McManus calls his other top picks "large-cap laggards"--stocks whose steady if unimpressive earnings growth he says is being overlooked. He places global insurer American International Group (AIG) in that category. At $64.64, it trades at less than 14 times Banc of America Securities' 2004 earnings estimate; McManus' target price is $71. Other "laggards" that he likes include Boeing (BA), Colgate-Palmolive (CL) and ExxonMobil (XOM). --S.W.
THE BEAR RICHARD BERNSTEIN Chief U.S. strategist, Merrill Lynch
>>Most bearish strategists dissolve into obscurity. Time proves them wrong, or investors hoping for word of market riches, not doom, tire of their fire and brimstone. Richard Bernstein is the exception, at least for now. He's widely regarded as one of the smartest strategists around, despite the fact that he turned bearish in 1998, missing much of the tech boom and 2003's stunning stock market revival. Of course, he also called the market right in three of the past five years. Now he thinks the market could fall as much as 18% in the next 12 months.
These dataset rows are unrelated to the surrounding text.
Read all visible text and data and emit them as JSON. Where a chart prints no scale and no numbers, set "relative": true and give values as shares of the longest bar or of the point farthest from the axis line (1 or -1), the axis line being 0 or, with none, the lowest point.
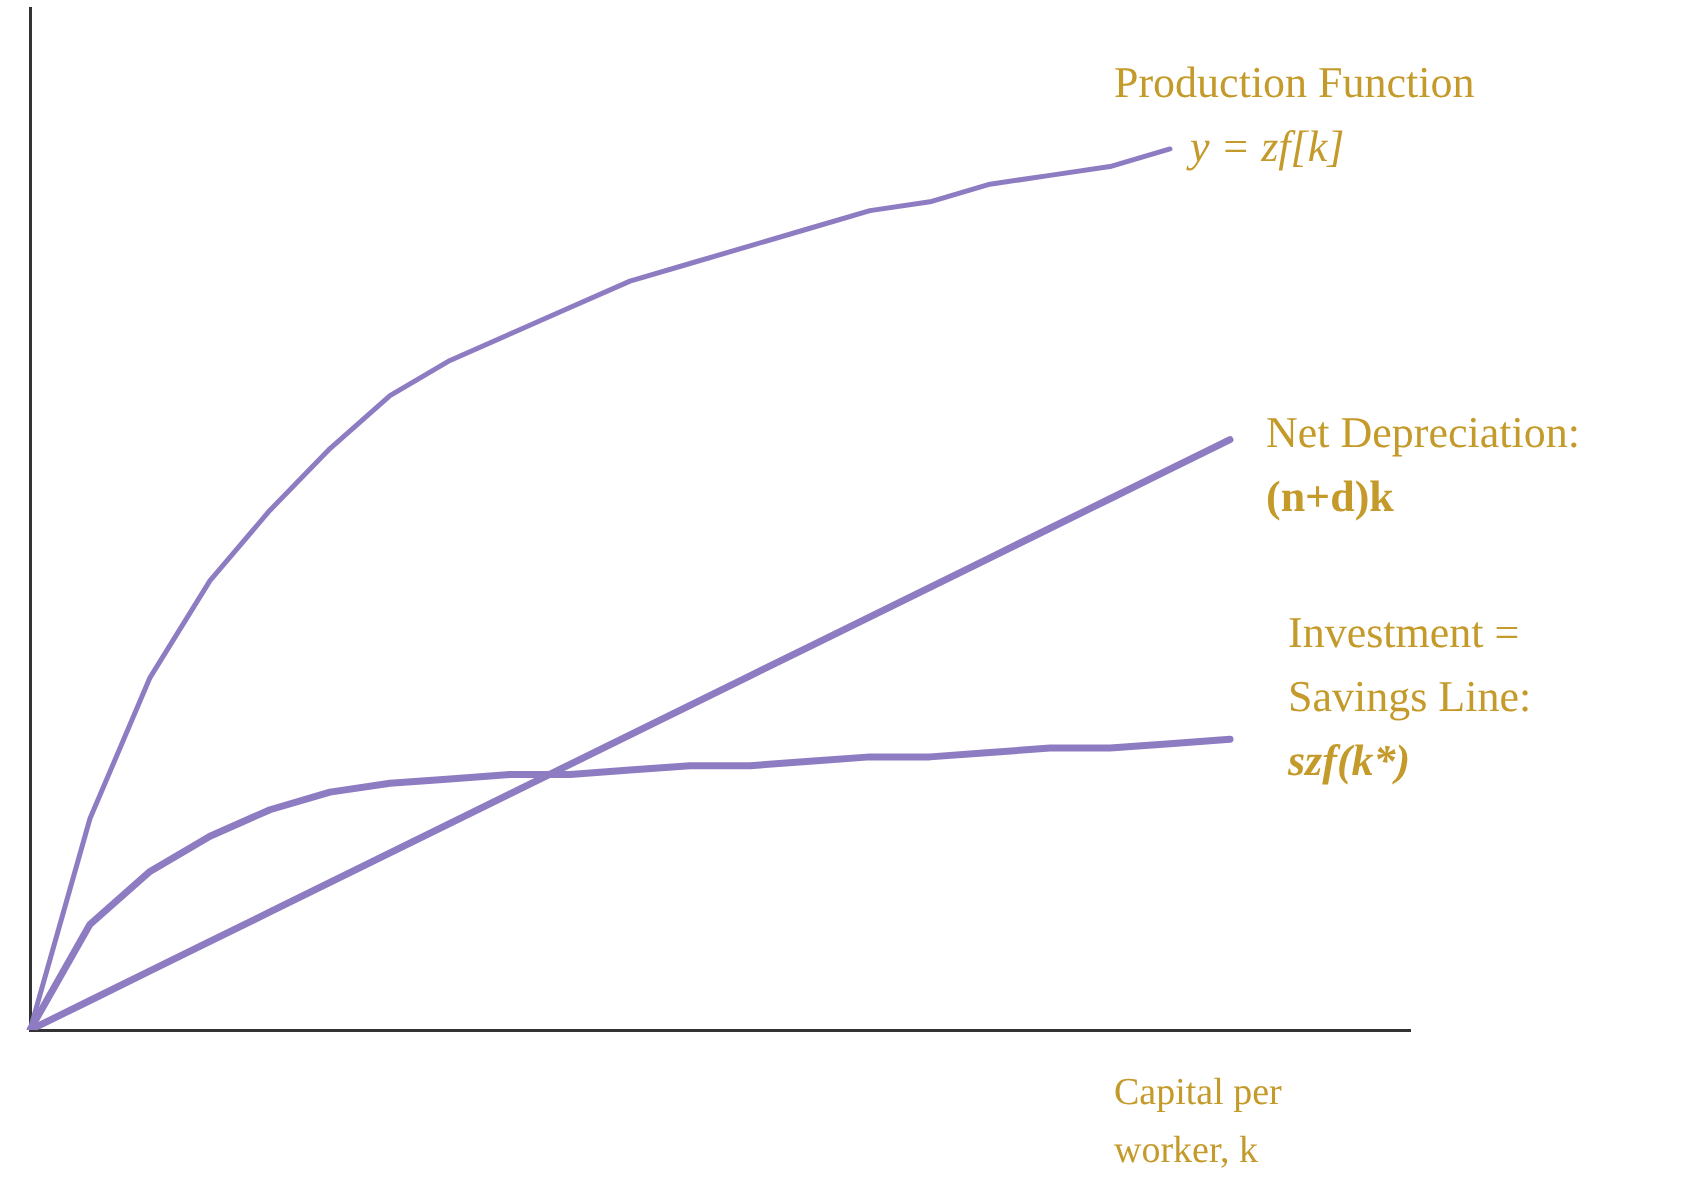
{
  "chart_data": {
    "type": "line",
    "relative": true,
    "legend": false,
    "grid": false,
    "marker": "none",
    "xlabel": "Capital per worker, k",
    "categories": [
      null,
      null,
      null,
      null,
      null,
      null,
      null,
      null,
      null,
      null,
      null,
      null,
      null,
      null,
      null,
      null,
      null,
      null,
      null,
      null,
      null,
      null,
      null,
      null
    ],
    "series": [
      {
        "name": "Production Function",
        "color": "#8e7cc3",
        "values": [
          0,
          0.24,
          0.4,
          0.51,
          0.59,
          0.66,
          0.72,
          0.76,
          0.79,
          0.82,
          0.85,
          0.87,
          0.89,
          0.91,
          0.93,
          0.94,
          0.96,
          0.97,
          0.98,
          1.0,
          null,
          null,
          null,
          null
        ]
      },
      {
        "name": "Net Depreciation:",
        "color": "#8e7cc3",
        "values": [
          0,
          0.0335,
          0.067,
          0.1005,
          0.134,
          0.1675,
          0.201,
          0.2345,
          0.268,
          0.3015,
          0.335,
          0.3685,
          0.402,
          0.4355,
          0.469,
          0.5025,
          0.536,
          0.5695,
          0.603,
          0.6365,
          0.67,
          null,
          null,
          null
        ]
      },
      {
        "name": "Investment = Savings Line:",
        "color": "#8e7cc3",
        "values": [
          0,
          0.12,
          0.18,
          0.22,
          0.25,
          0.27,
          0.28,
          0.285,
          0.29,
          0.29,
          0.295,
          0.3,
          0.3,
          0.305,
          0.31,
          0.31,
          0.315,
          0.32,
          0.32,
          0.325,
          0.33,
          null,
          null,
          null
        ]
      }
    ],
    "annotations": [
      "y = zf[k]",
      "(n+d)k",
      "szf(k*)"
    ]
  }
}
Q. You predicted that 2003 would be a bad year to own stocks, but the S&P 500 rose nearly 25%. What happened?
A. One, the market was in a very speculative mode, and two, the profit cycle turned. We identified both trends, though profits turned a lot more than we thought. But we didn't put two and two together and say that would be fuel on the fire.
The reason we hesitated was valuation. We had a tough time believing--and still do--that a bull market was starting with valuations the way that they were--or are. A year ago people said our caution wasn't valid because the only reason the market looked expensive was that earnings were depressed. A year later, after the strongest expansion in profitability, from trough to peak, in the postwar era, the market's P/E is still in the 20s. And now we have the added problem that even the biggest bulls forecast slower growth this year. When profit cycles decelerate, risk aversion tends to increase. Companies cut spending and don't employ tons of people.
Q. Nevertheless, are there sectors that will do better than others?
A. It turns out that the most defensive sectors are the ones most underweighted by institutional managers. There's a huge contrarian call, the biggest of which is consumer-staples stocks. The consumer staples on Merrill's Focus One list, which are the ones our analysts think will perform best in the next year, are Coca-Cola (KO) and Procter & Gamble (PG).
We also like the big drug companies. It's another situation where you have higher-quality, very undervalued assets. Our analyst likes Abbott Labs (ABT) the best. And energy has all the makings of a long-term growth story--barriers to entry, high cost of capital and rising returns on capital--but it's underweighted by institutions and ignored by individuals. They don't believe prices will stay high. But there's tremendous underinvestment in the sector's capital infrastructure.
Q. Where would you invest?
A. If your time horizon's reasonably short, look at big integrated oils. ConocoPhillips (COP) has huge refining capacity, and there's little of that around. If your horizon's longer, look at riskier exploration and production companies such as Nabors Industries (NBR). --S.G.